Business Insider and its parent company, Axel Springer, said Sunday that they stood by the outlet’s reporting that Neri Oxman, a prominent former professor at the Massachusetts Institute of Technology and the wife of billionaire hedge fund manager Bill Ackman, had plagiarized in her doctoral dissertation.
In a note Sunday morning, Barbara Peng, chief executive of Business Insider, said the outlet had spent several days reviewing its reporting after public complaints made by Ackman. The review, Peng said, found that “there was no unfair bias” and that the “process we went through to report, edit, and review the stories was sound.”

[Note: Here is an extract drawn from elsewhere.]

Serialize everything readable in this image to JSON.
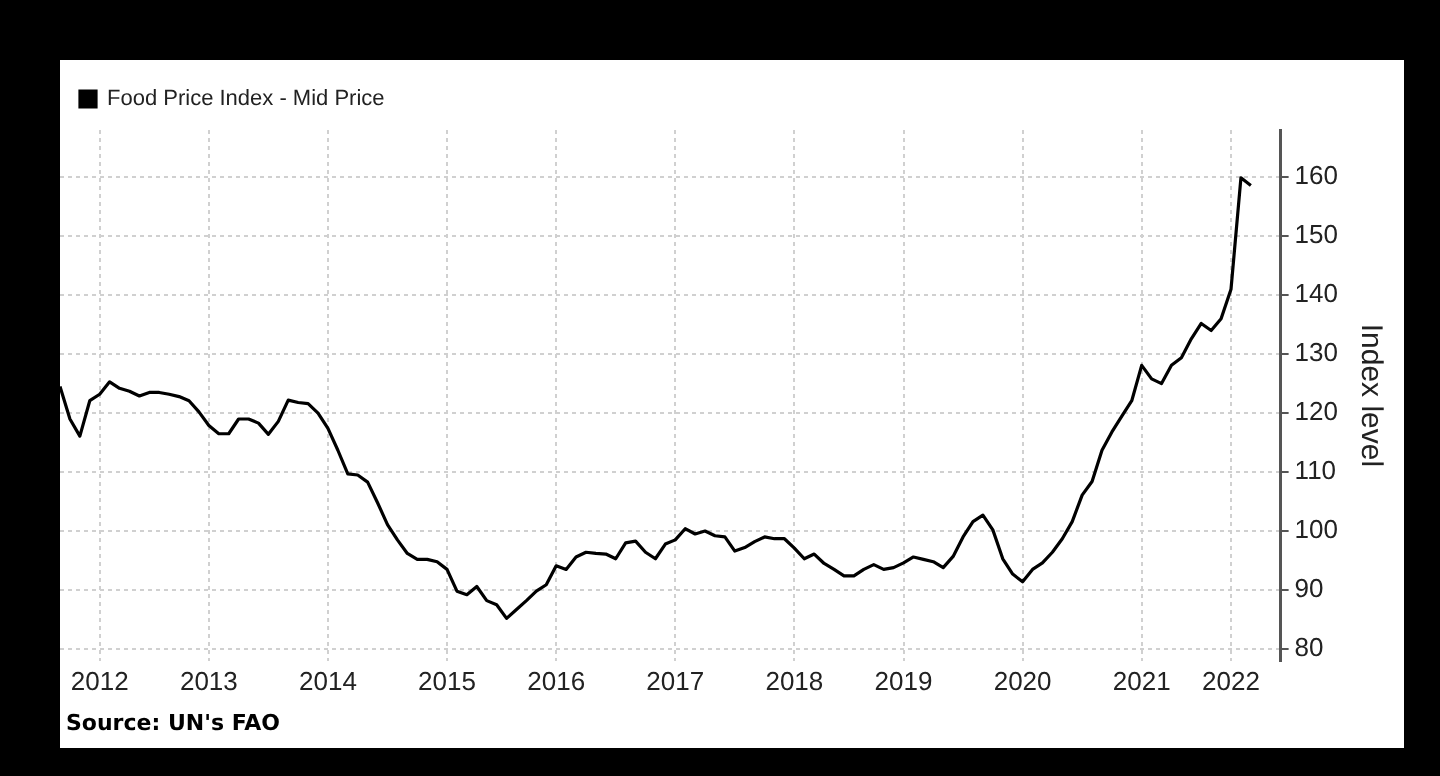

Peng said a pair of stories the outlet published earlier this month reporting that Oxman had plagiarized other scholars’ work and lifted more than a dozen sections from Wikipedia “are accurate.” She described Oxman as a “fair subject” and “has a public profile as a prominent intellectual and has been a subject of and participant in media coverage,” rebutting Ackman’s complaints that she should have been immune to coverage tied to Ackman’s recent activism.
“Business Insider supports and empowers our journalists to share newsworthy, factual stories with our readers, and we do so with editorial independence,” Peng wrote. “We stand by our newsroom and our reporting, which will continue onward.”
In the wake of the reporting, Oxman acknowledged she had failed to properly cite some of her work. “I regret and apologize for these errors,” she wrote on X, formerly known as Twitter. Ackman has since disputed the veracity of Business Insider’s reporting and said Oxman has hired an attorney. Representatives for Oxman and Ackman could not immediately be reached for comment Sunday.
Business Insider announced last week that Axel Springer had compelled a review of its reporting alleging that Oxman had plagiarized her work, eliciting questions and criticism of the parent company’s decision.
The stories had been published after Ackman helped spearhead a campaign to oust Claudine Gay as Harvard University’s president. Ackman applied relentless pressure on Harvard to remove Gay, initially criticizing the academic for the school’s response to anti-Semitism and then later for plagiarism, the latter of which ultimately led to her removal.
A spokesperson for Axel Springer told CNN on Sunday that the German publishing powerhouse was satisfied with the review Business Insider had completed.
“We stand by Business Insider and its newsroom,” the spokesperson said.
The days-long review had alarmed staffers at Business Insider, who were troubled about the precedent such a review might set, particularly on a punchy newsroom known for aggressively reporting on the wealthy and powerful. One staffer told CNN earlier this week that journalists at the outlet were perturbed about “the chilling effect” that Axel Springer’s move could have on the organization.